【球界こぼれ話】日本でメジャーリーグといえば投打二刀流で活躍するエンゼルス・大谷翔平の話題が中心だが、現地では今、あるチームの躍進が注目を集めている。ア・リーグ東地区で首位を走るレイズの快進撃である。

 シーズン開幕カード(対タイガース)で3連勝を果たすと、そこから連勝モードに突入。ナショナルズ、アスレチックス各3連戦を無傷で駆け抜け、10日からのレッドソックス4連戦でも圧巻の4連勝を飾った。これでチームは開幕13連勝をマーク。1982年のブレーブス、87年のブルワーズが記録した開幕からのメジャー連勝記録に並んだ。翌14日のブルージェイズ戦では惜しくも敗れ記録更新こそ逃したものの、全米主要メディアは総じて「球団創設以来、最高のスタート」とチームを称賛。フロリダの地元ファンサイトなどでは早くも「今季の地区優勝は堅い」という声まで出始めている。

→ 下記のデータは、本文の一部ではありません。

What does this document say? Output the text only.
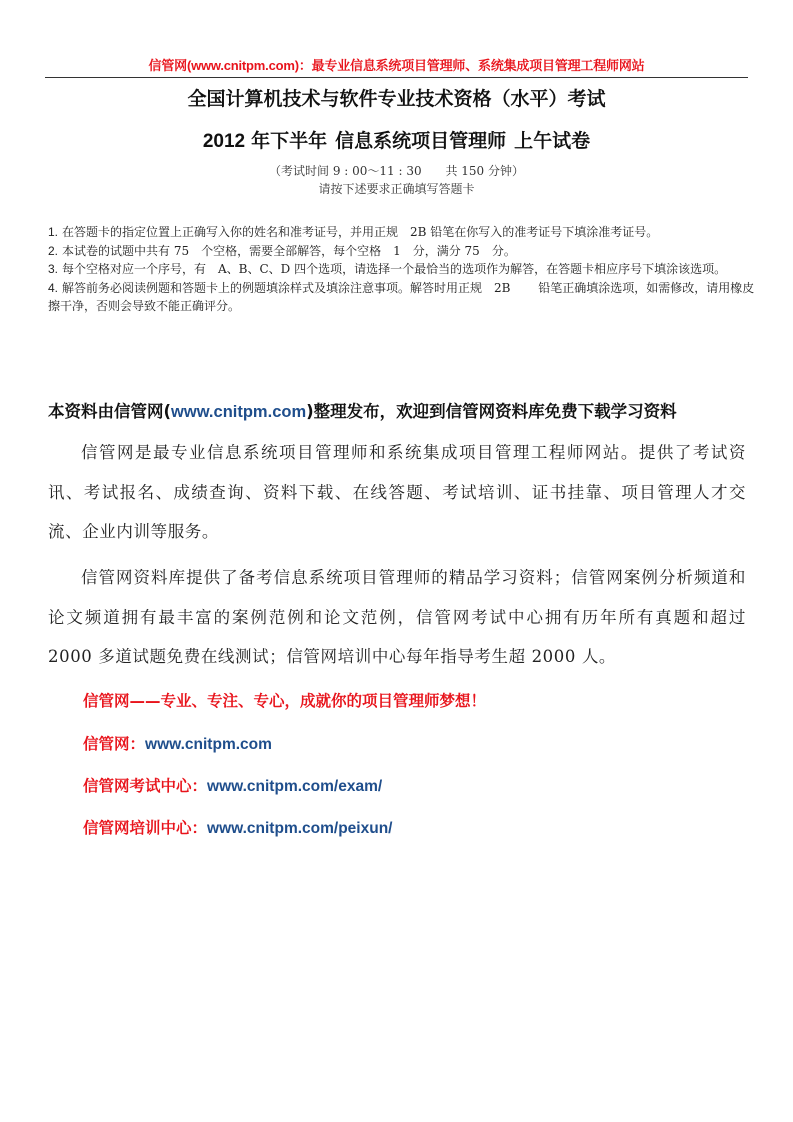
信管网(www.cnitpm.com)：最专业信息系统项目管理师、系统集成项目管理工程师网站
全国计算机技术与软件专业技术资格（水平）考试
2012 年下半年 信息系统项目管理师 上午试卷
（考试时间 9 : 00～11 : 30 共 150 分钟）
请按下述要求正确填写答题卡

1. 在答题卡的指定位置上正确写入你的姓名和准考证号，并用正规　2B 铅笔在你写入的准考证号下填涂准考证号。

2. 本试卷的试题中共有 75　个空格，需要全部解答，每个空格　1　分，满分 75　分。

3. 每个空格对应一个序号，有　A、B、C、D 四个选项，请选择一个最恰当的选项作为解答，在答题卡相应序号下填涂该选项。

4. 解答前务必阅读例题和答题卡上的例题填涂样式及填涂注意事项。解答时用正规　2B　　 铅笔正确填涂选项，如需修改，请用橡皮擦干净，否则会导致不能正确评分。

本资料由信管网(www.cnitpm.com)整理发布，欢迎到信管网资料库免费下载学习资料
信管网是最专业信息系统项目管理师和系统集成项目管理工程师网站。提供了考试资讯、考试报名、成绩查询、资料下载、在线答题、考试培训、证书挂靠、项目管理人才交流、企业内训等服务。
信管网资料库提供了备考信息系统项目管理师的精品学习资料；信管网案例分析频道和论文频道拥有最丰富的案例范例和论文范例，信管网考试中心拥有历年所有真题和超过 2000 多道试题免费在线测试；信管网培训中心每年指导考生超 2000 人。
信管网——专业、专注、专心，成就你的项目管理师梦想！
信管网：www.cnitpm.com
信管网考试中心：www.cnitpm.com/exam/
信管网培训中心：www.cnitpm.com/peixun/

 このレイズの快走ぶり。野球ファンの間で関心を集める背景にはここまでのチームの歩みが大きいと言われる。

 レイズは98年にMLBの球団拡張に伴い生まれた新興球団だが、チーム名が「タンパベイ・デビルレイズ」だった2000年代中盤までは弱小そのもの。プレーオフ進出など夢のまた夢で「シーズン100敗以内なら上出来」と言われるほどの典型的なお荷物チームだった。当然、フロリダ州セントピーターズバーグに」ある本拠地「トロピカーナ・フィールド」のスタンドは常にガラガラ。個人的に何度も取材で訪れた経験があるが、当時から「ドル箱」と言われたヤンキース戦ですら閑古鳥が鳴く始末だった。そんな低迷期を乗り越え、近年はドラフト等で集めた若手有望株を育成。こうした球団の努力も実り20年からは2年連続地区優勝を果たすなど昨今はア・リーグ東地区で上位争いを演じる強豪になりつつある。地元民だけでなく往年の野球ファンらが一目置くのも無理はない。

 日本時間23日時点でレイズは21試合を終え18勝3敗の貯金「15」。ホームではいまだ12戦無敗と無類の強さを誇る。今後大崩れしなければシーズン最多勝利記録も狙えるだろう。

 ちなみにメジャーの1シーズン最多勝利記録は1906年のカブスとイチロー氏、佐々木主浩氏が在籍していたマリナーズが01年に記録した計116勝である。今季のレイズはこの記録を塗り替えられるのか。開幕からまだ1か月足らずとはいえレイズの勝ちっぷりから目が離せない。